CircleCI, with all its limitations, bugs, and misfeatures, is free, hosted, integrates well with github, extremely simple
- and yet has enough built-in functionality to support 80% your use cases.
We went from Drone -> CircleCI -> Jenkins in the last two years. Jenkins feel opaque and hard to reason about, periodically dies for no _good_ reason and the UI is atrocious.
Drone itself was fine, as a minimal feature set. I think the docs are offline now, but it's fairly straightforward.
You must be doing something wrong then. I run a Jenkins cluster with hundreds of automated pipeline build/deploy jobs and the master node never dies. (It's also the only node up and running 24/7) You should be offloading your work to build agents.
For me at least(I don’t use it, but I do outsource “core” parts of personal code) the reason is time. Time I spend setting up VPS’s, updating build software, managing permissions etc etc is home I could spend writing code. Hence why I use gitlab rather than manage a VPS and run a perforce/svn server
Have you setup a new Jenkins deployment recently? While I personally don't really like CircleCI (or most other CI providers), Jenkins is a clusterf@#$ to setup for anything non-trivial IMHO.

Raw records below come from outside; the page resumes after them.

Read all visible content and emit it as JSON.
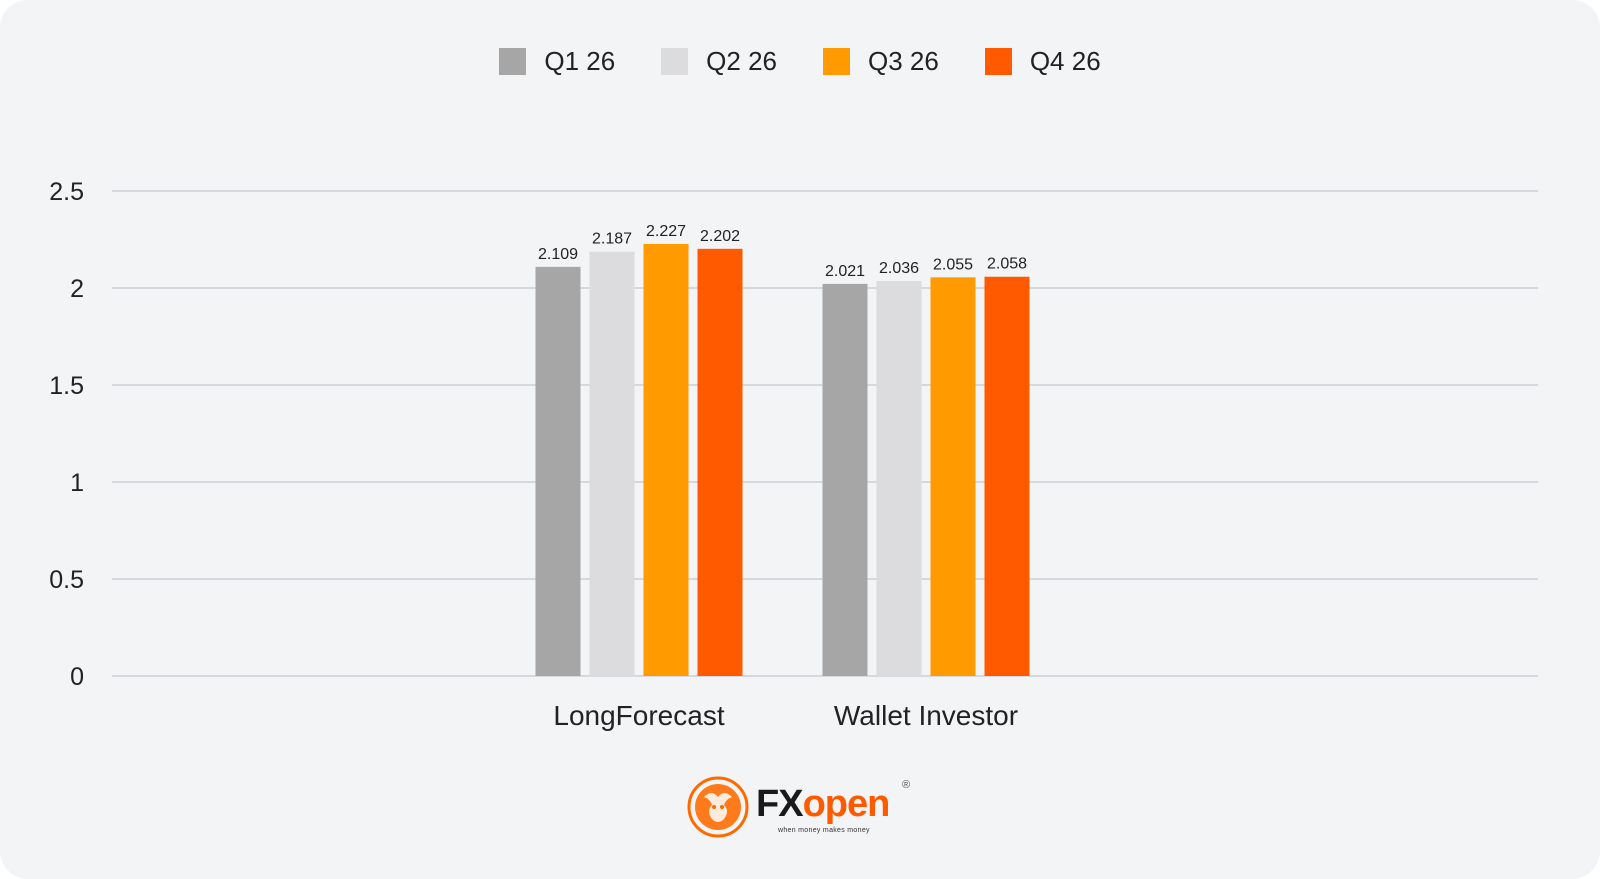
{
  "legend": [
    {
      "label": "Q1 26",
      "color": "#a6a6a6"
    },
    {
      "label": "Q2 26",
      "color": "#dcdcde"
    },
    {
      "label": "Q3 26",
      "color": "#ff9a00"
    },
    {
      "label": "Q4 26",
      "color": "#ff5a00"
    }
  ],
  "chart_data": {
    "type": "bar",
    "categories": [
      "LongForecast",
      "Wallet Investor"
    ],
    "series": [
      {
        "name": "Q1 26",
        "values": [
          2.109,
          2.021
        ]
      },
      {
        "name": "Q2 26",
        "values": [
          2.187,
          2.036
        ]
      },
      {
        "name": "Q3 26",
        "values": [
          2.227,
          2.055
        ]
      },
      {
        "name": "Q4 26",
        "values": [
          2.202,
          2.058
        ]
      }
    ],
    "data_labels": [
      [
        "2.109",
        "2.021"
      ],
      [
        "2.187",
        "2.036"
      ],
      [
        "2.227",
        "2.055"
      ],
      [
        "2.202",
        "2.058"
      ]
    ],
    "yticks": [
      "0",
      "0.5",
      "1",
      "1.5",
      "2",
      "2.5"
    ],
    "ylim": [
      0,
      2.5
    ],
    "grid": true,
    "legend_position": "top-center"
  },
  "logo": {
    "brand_fx": "FX",
    "brand_open": "open",
    "registered": "®",
    "tagline": "when money makes money"
  }
}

Have you tried the declarative Pipeline[1] files? This plus BlueOcean[2] has made Jenkins much more user friendly, although obviously not as much as CircleCI/TravisCI/etc.
I haven't tried either, no. They do look nice, but they still only solve part of the problem.
I have only been tasked with fixing setups on Jenkins, and a friend of mine has spoken at length about how difficult things are to set up.
Some of that is based on the difficulty in getting a Jenkins configuration into source control. For CircleCI, I know, the CI configuration goes in a configuration file that gets checked in to the repo.
Another big part is making sure the development environment is sane, and replicating it. When we were dealing with Jenkins, Docker didn't exist yet. I assume that build slaves running inside Docker are a thing now? Because that's another thing that CircleCI gives us.
Honestly, though, this is just a thing that's easier to outsource if you can. Running a Jenkins server on your own is valuable if you have business reasons ("Code cannot go onto a third party server!") or if you're doing testing that involves connected devices (build and deploy to this Android device, then run tests...). But apart from that or a similar motivation, why bother maintaining a server when services are available for fee or cheap?
Agreed. Declarative pipelines coupled with pipeline shared libraries and BlueOcean have completely changed the Jenkins game. Pair that with the EC2 plugin and you have an auto-scaling build cluster!
Jenkins is fundamentally broken. Upgrade any plugin and you risk everything breaking. And you won't necessarily know until you run every corner case of your build system.
After I changed to the LTS release channel, I have yet to suffer from that. I think it has been a couple of years without a hassle.
I do wish Jenkins to be a little less high-maintenance, like say having a postgres backend and a docker image for the master. I hate having a different backup routine for each thing.